The imbalanced structure of Twitter, where some users have many followers and the large majority barely has several dozen followers, means that messages from the more influential have much more impact. Less popular users can compensate for this by increasing their activity and their tweets, but the outcome is costly and inefficient. This was confirmed by an analysis of the social network performed by researchers from the Technical University of Madrid.
What can Twitter users do to increase their influence? To answer this question, a team of researchers at the Technical University of Madrid (UPM) has analysed thousands of conversations, applied a computational model and devised a measure that relates the effort spent to the influence gained by tweeters.

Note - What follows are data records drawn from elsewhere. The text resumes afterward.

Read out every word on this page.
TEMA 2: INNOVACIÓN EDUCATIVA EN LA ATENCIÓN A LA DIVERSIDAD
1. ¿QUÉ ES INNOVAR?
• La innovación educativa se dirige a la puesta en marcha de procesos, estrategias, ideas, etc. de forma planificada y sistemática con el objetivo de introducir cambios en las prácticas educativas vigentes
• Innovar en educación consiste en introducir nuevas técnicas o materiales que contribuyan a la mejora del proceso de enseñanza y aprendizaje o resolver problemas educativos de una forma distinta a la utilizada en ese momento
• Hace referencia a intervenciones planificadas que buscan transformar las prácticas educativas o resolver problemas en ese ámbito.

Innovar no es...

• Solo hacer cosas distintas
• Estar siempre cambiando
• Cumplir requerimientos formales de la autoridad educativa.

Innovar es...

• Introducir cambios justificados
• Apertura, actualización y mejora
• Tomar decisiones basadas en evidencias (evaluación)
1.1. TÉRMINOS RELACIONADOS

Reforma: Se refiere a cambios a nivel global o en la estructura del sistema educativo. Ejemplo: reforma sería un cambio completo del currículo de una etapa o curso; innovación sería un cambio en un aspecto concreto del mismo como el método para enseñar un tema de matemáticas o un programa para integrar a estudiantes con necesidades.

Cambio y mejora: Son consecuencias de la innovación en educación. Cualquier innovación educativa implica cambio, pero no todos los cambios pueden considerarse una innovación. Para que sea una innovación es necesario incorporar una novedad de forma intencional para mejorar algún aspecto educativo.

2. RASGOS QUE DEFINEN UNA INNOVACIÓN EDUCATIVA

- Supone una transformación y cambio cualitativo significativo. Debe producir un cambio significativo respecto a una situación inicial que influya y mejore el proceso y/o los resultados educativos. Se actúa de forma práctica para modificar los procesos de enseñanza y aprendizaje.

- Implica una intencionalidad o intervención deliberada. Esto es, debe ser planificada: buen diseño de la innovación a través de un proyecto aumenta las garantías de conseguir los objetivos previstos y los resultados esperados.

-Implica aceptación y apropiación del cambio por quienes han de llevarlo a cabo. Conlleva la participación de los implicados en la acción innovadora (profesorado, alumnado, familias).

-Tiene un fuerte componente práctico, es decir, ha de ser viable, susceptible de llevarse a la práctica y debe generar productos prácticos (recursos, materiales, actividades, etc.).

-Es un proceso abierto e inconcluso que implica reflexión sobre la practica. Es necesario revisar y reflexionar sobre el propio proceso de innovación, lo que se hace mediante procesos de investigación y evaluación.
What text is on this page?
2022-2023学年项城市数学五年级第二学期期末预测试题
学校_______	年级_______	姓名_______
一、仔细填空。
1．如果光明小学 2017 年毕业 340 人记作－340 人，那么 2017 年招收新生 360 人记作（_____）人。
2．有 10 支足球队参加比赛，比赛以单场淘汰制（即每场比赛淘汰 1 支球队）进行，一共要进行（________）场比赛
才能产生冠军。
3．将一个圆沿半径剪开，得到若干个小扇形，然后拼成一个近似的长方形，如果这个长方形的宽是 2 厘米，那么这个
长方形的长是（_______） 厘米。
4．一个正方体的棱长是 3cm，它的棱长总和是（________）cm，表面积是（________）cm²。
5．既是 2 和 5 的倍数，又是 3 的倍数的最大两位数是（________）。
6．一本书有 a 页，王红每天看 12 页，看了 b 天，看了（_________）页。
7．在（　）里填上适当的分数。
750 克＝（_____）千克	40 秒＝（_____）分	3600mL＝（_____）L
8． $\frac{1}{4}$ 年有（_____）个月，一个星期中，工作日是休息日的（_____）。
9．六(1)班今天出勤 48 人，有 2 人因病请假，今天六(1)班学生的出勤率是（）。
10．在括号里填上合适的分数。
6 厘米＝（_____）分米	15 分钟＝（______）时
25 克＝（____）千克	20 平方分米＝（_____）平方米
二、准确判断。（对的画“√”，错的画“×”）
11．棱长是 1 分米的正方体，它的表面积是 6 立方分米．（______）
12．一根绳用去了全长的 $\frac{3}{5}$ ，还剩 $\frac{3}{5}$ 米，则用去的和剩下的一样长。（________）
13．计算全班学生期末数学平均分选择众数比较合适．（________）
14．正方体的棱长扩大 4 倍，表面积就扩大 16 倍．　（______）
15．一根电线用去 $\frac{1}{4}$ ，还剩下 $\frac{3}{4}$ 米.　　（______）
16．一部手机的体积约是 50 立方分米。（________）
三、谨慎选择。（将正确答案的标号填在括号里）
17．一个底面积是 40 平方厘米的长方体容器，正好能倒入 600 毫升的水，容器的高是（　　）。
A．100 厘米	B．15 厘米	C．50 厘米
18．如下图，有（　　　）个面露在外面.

The results, published in the journal ‘Social Networks‘, confirm that the actual structure of Twitter is the key to the influence. It is a heterogeneous network, or rather, one where there is a large number of users with very few followers (61 on median, according to O’Reilly), and a few –very few– with an enormous number of followers (up to 40-50 million).
With this type of distribution, network position or ‘topocracy’ comes before meritocracy: “Having a larger number of followers is much more important than the user’s ‘effort’ or activity in sending lots of messages,” Rosa M. Benito, head of the research team, tells SINC.
“However, if the underlying network were homogeneous (something which it is not), users would have approximately the same number of connections and their position on the network would not be important; their influence would depend directly on their activity,” establishes the researcher.
According to the study, on heterogeneous networks like Twitter the way in which users send messages does not matter, because there is always going to be a highly influential minority. Tweets that more popular people or institutions send are spread more and have greater impact, even though they send very few, which is also quite usual.
“The data shows that the emergence of a group of users who write fewer tweets but that are largely retweeted is due to the social network being heterogeneous,” Rosa M. Benito points out.
The researcher is not exactly encouraging for the majority of tweeters who wish to be more influential: “Ordinary users can gain the same number of retweets as popular users by increasing their activity abruptly. Then it is possible to increase their influence through activity, but it is costly and inefficient”.